Attraverso tale potere l’organo detta, nell’ambito della propria competenza, le linee guida di carattere applicativo per l’organizzazione della struttura, la disciplina dei mezzi e degli strumenti, le procedure organizzative, le modalità di trattazione delle pratiche e degli affari, le attività da svolgere.

I destinatari delle direttive sono tenuti ad adeguarsi nell’ambito della propria autonomia e responsabilità organizzativa.

La direttiva, inoltre, è da considerare un atto amministrativo vero e proprio: si è, pertanto, dell’opinione che degli atti amministrativi debba avere i requisiti formali e sostanziali per la sua esistenza ed efficacia. I regolamenti dovrebbero prevedere, date le non trascurabili conseguenze che il mancato rispetto delle direttive comporta in capo ai dirigenti/responsabili, che in mancanza di uno dei requisiti minimi previsti la direttiva non ha alcun valore precettivo e comunque stabilire le modalità con le quali eventualmente i dirigenti/responsabili interessati possono chiedere il riesame della direttiva e la sua determinazione in contraddittorio.

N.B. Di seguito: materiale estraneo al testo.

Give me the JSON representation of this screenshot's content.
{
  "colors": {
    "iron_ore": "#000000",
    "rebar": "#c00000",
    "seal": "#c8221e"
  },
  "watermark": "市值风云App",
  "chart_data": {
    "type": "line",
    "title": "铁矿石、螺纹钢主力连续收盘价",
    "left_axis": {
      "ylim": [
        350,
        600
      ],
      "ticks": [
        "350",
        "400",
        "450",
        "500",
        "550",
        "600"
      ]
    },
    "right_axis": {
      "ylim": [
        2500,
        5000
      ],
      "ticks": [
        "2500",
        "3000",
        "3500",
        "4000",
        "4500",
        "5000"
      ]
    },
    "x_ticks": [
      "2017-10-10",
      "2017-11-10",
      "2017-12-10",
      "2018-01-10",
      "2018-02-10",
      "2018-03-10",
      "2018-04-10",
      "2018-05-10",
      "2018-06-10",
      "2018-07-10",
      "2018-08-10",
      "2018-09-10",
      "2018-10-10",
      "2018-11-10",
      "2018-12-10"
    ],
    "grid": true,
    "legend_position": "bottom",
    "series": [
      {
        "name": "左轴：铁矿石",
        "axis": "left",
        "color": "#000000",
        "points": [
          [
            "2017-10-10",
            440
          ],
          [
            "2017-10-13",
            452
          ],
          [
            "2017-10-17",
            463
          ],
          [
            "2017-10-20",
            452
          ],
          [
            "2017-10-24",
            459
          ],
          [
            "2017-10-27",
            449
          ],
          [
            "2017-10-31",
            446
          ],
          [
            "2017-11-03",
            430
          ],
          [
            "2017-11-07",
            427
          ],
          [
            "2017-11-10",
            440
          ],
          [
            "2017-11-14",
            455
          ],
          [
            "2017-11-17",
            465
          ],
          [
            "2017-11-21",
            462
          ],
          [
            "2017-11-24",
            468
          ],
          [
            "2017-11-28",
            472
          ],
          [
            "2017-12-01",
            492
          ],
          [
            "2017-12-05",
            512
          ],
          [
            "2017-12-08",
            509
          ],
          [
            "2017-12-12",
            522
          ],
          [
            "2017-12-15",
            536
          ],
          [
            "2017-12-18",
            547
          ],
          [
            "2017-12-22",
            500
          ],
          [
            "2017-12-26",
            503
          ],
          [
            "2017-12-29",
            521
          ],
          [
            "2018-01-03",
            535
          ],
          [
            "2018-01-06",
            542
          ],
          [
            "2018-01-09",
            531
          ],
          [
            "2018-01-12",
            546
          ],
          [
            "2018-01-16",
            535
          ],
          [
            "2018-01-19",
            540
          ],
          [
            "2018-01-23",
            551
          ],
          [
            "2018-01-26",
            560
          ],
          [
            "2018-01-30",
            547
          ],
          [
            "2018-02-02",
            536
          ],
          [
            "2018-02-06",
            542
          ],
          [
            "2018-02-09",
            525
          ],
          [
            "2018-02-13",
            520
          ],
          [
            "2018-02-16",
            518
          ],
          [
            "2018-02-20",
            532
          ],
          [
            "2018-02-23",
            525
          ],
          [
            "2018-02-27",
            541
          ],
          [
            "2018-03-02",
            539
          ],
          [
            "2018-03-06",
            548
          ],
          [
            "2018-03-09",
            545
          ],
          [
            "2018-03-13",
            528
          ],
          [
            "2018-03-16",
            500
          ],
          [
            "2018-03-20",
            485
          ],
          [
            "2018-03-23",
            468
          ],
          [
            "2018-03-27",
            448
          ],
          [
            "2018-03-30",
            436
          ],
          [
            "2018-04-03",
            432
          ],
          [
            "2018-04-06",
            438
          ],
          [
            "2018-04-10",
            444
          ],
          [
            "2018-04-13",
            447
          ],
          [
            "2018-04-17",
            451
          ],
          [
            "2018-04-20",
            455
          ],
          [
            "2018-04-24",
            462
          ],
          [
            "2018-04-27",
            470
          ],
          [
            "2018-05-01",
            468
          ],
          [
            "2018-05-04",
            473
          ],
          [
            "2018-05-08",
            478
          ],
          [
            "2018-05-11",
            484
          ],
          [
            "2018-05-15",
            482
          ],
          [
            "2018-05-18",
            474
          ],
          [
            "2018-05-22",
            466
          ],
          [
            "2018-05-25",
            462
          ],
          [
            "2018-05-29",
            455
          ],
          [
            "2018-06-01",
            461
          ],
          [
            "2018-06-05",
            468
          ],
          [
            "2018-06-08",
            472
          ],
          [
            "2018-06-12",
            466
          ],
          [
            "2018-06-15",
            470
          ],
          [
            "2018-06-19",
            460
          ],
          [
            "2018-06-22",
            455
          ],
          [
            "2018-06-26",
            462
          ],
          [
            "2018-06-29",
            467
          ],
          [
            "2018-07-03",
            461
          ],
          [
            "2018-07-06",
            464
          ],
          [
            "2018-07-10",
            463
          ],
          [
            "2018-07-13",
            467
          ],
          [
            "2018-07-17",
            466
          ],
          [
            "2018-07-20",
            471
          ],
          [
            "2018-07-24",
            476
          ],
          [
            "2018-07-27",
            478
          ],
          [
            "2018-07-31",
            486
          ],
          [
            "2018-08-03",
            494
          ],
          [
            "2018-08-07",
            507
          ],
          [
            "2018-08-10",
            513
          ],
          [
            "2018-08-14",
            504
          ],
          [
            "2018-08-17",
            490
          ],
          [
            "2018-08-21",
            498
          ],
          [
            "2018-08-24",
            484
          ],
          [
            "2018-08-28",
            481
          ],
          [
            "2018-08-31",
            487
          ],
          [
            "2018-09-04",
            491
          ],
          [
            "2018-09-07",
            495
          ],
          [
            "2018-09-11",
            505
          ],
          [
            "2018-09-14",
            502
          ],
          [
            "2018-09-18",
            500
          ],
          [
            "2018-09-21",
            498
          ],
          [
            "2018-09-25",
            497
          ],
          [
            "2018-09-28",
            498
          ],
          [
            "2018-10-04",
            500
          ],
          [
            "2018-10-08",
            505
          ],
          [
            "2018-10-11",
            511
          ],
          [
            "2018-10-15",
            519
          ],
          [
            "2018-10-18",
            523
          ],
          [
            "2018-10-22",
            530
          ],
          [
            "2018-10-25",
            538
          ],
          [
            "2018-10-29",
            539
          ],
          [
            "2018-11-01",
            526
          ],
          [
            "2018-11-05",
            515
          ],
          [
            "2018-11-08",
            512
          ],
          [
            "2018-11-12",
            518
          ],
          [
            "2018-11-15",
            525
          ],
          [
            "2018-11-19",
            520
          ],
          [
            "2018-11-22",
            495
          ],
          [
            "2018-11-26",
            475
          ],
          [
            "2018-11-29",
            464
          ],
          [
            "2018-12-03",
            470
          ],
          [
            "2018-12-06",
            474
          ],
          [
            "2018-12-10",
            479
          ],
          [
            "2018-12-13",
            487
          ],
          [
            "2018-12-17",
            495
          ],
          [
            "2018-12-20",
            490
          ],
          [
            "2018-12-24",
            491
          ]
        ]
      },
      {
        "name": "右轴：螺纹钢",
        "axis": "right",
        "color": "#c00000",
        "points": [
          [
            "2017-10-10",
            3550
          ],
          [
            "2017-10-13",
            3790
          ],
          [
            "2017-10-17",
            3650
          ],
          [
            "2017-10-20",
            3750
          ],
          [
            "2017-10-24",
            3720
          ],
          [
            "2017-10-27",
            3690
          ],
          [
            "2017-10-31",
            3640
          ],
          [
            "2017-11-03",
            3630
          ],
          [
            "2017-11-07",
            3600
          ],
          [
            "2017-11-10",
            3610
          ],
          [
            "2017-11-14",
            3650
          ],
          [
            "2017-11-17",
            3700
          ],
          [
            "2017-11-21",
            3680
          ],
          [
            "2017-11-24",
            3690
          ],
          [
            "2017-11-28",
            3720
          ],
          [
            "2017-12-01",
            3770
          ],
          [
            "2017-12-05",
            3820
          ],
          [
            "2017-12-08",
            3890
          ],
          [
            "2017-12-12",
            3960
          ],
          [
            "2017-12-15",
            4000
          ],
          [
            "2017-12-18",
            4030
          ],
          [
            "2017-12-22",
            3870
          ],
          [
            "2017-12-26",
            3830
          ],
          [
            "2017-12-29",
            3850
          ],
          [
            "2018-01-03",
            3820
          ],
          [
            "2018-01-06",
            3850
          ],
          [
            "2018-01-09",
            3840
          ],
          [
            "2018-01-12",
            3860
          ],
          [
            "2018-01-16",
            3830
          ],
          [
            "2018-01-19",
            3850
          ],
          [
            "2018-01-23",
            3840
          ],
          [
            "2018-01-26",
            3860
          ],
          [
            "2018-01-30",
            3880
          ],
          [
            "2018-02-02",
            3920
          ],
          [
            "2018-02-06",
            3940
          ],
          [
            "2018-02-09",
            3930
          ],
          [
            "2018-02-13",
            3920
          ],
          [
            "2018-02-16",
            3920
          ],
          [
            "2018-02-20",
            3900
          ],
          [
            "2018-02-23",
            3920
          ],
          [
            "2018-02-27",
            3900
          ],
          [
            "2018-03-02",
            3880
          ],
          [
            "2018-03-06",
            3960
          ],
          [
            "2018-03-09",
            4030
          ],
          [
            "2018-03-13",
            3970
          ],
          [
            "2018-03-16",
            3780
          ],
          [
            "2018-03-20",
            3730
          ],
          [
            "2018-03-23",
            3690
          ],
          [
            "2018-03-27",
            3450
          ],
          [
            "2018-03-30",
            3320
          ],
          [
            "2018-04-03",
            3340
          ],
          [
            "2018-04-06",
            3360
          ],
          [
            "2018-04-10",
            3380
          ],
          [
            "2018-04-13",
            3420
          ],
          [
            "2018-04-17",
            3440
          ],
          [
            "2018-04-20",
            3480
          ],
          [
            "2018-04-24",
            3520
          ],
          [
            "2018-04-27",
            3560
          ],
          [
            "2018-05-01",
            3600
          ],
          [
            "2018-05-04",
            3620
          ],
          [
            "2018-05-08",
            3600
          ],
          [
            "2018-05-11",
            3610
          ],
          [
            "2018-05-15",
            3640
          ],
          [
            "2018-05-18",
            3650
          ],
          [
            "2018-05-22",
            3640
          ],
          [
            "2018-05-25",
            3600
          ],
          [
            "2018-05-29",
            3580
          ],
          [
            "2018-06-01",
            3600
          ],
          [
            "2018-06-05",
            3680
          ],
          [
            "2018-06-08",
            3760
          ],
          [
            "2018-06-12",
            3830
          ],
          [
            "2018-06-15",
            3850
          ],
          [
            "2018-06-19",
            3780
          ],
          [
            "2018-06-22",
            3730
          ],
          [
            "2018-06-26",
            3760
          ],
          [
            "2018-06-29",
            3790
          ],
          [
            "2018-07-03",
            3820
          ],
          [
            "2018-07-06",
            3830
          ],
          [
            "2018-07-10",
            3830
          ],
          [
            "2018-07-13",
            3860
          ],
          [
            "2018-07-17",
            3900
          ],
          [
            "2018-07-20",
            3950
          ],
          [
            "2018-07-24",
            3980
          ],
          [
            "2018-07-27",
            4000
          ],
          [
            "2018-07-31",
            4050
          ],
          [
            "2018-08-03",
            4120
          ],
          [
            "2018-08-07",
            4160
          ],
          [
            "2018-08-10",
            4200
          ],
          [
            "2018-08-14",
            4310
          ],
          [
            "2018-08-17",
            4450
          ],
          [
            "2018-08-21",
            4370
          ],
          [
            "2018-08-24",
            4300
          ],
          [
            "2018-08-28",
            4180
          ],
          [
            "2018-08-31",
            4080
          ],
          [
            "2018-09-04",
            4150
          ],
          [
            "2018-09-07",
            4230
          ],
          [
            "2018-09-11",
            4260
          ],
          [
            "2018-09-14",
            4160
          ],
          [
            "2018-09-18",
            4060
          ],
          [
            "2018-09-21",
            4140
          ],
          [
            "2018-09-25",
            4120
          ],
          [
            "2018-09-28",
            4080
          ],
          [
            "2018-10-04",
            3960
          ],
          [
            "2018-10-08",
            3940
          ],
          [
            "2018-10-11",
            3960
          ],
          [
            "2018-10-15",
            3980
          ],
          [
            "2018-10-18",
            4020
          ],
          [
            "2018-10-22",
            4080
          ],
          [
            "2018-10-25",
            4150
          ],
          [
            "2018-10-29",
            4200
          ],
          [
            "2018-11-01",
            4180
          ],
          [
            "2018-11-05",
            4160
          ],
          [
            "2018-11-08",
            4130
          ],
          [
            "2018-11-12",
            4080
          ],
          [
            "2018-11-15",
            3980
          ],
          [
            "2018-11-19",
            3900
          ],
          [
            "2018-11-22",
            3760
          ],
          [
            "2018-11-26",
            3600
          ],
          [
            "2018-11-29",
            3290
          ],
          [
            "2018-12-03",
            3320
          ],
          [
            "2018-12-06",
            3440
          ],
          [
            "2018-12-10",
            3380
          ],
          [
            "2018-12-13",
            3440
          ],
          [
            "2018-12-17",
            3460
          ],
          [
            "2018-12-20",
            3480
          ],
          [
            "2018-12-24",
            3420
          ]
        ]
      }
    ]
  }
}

Considerare, viceversa, la direttiva come un semplice monito o indicazione verbale rivolto dall’organo politico a quello tecnico, significa introdurre inaccettabili elementi di incertezza nell’attività amministrativa dei comuni/province. Mancherebbe il riscontro oggettivo del quadro e perché la direttiva sia stata impartita e del perché, eventualmente non sia stata eseguita. Così non potrebbe essere tutelata né la posizione dell’organo emanante, né quella del dirigente/responsabile destinatario.

 

5. Conclusioni

Vi è un fine che va tenuto presente: il ruolo dell’amministrazione non può essere relegato né a quello di un apparato esclusivamente “servente”, né a quello di un organo totalmente “neutrale”. In entrambi i casi, infatti, verrebbe meno la distinzione funzionale prevista a livello costituzionale e realizzata a livello organizzativo e strutturale della PA.

Da quanto sopra rappresentato, sarebbe auspicabile offrire una risposta definitiva al problema della fragilità del principio di separazione tra organi di indirizzo, aventi il compito di definire gli obiettivi e i programmi da attuare e di verificare la rispondenza dei risultati della gestione amministrativa alle direttive/indirizzi impartite, e i dirigenti, a cui, invece, è affidata la gestione finanziaria, tecnica e amministrativa, compresa l’adozione di tutti gli atti, che impegnano l’amministrazione verso l’esterno, mediante autonomi poteri di spesa, di organizzazione delle risorse umane e strumentali e di controllo (art. 3, commi 1 e 2).

Una distinzione, dunque, chiara ed in linea con il principio di “fiduciarietà” che caratterizza l’amministrazione in base alle funzioni svolte, laddove siano di supporto all’attività di indirizzo dell’organo politico, nonché un maggior rispetto da parte dell’organo di governo del principio di imparzialità dell’amministrazione, ad esempio attraverso l’emanazione di atti di indirizzo. Andrebbe infine maggiormente promossa, a partire dalla dimensione politica, una cultura del merito e del risultato che coinvolga anche un processo di riammodernamento della gestione delle risorse umane, organizzative e finanziarie dell’intera dimensione amministrativa.

La separazione delle funzioni, infatti, risponde alla duplice esigenza di assicurare, da un lato, l’autonomia del dirigente rispetto ai condizionamenti del ceto politico e, quindi, l’imparzialità dell’amministrazione e, dall’altro lato, la realizzazione del programma politico, ovvero degli obiettivi che l’amministrazione intende realizzare.

In questo modo si riuscirebbe a rafforzare un equilibrio dovuto alla convivenza di due istanze contrapposte: quella degli amministratori, che facendo leva sul principio di responsabilità politica ritengono l’amministrazione un loro strumento e quella dei burocrati, che rivendicano una maggiore autonomia gestionale all’interno della sfera amministrativa.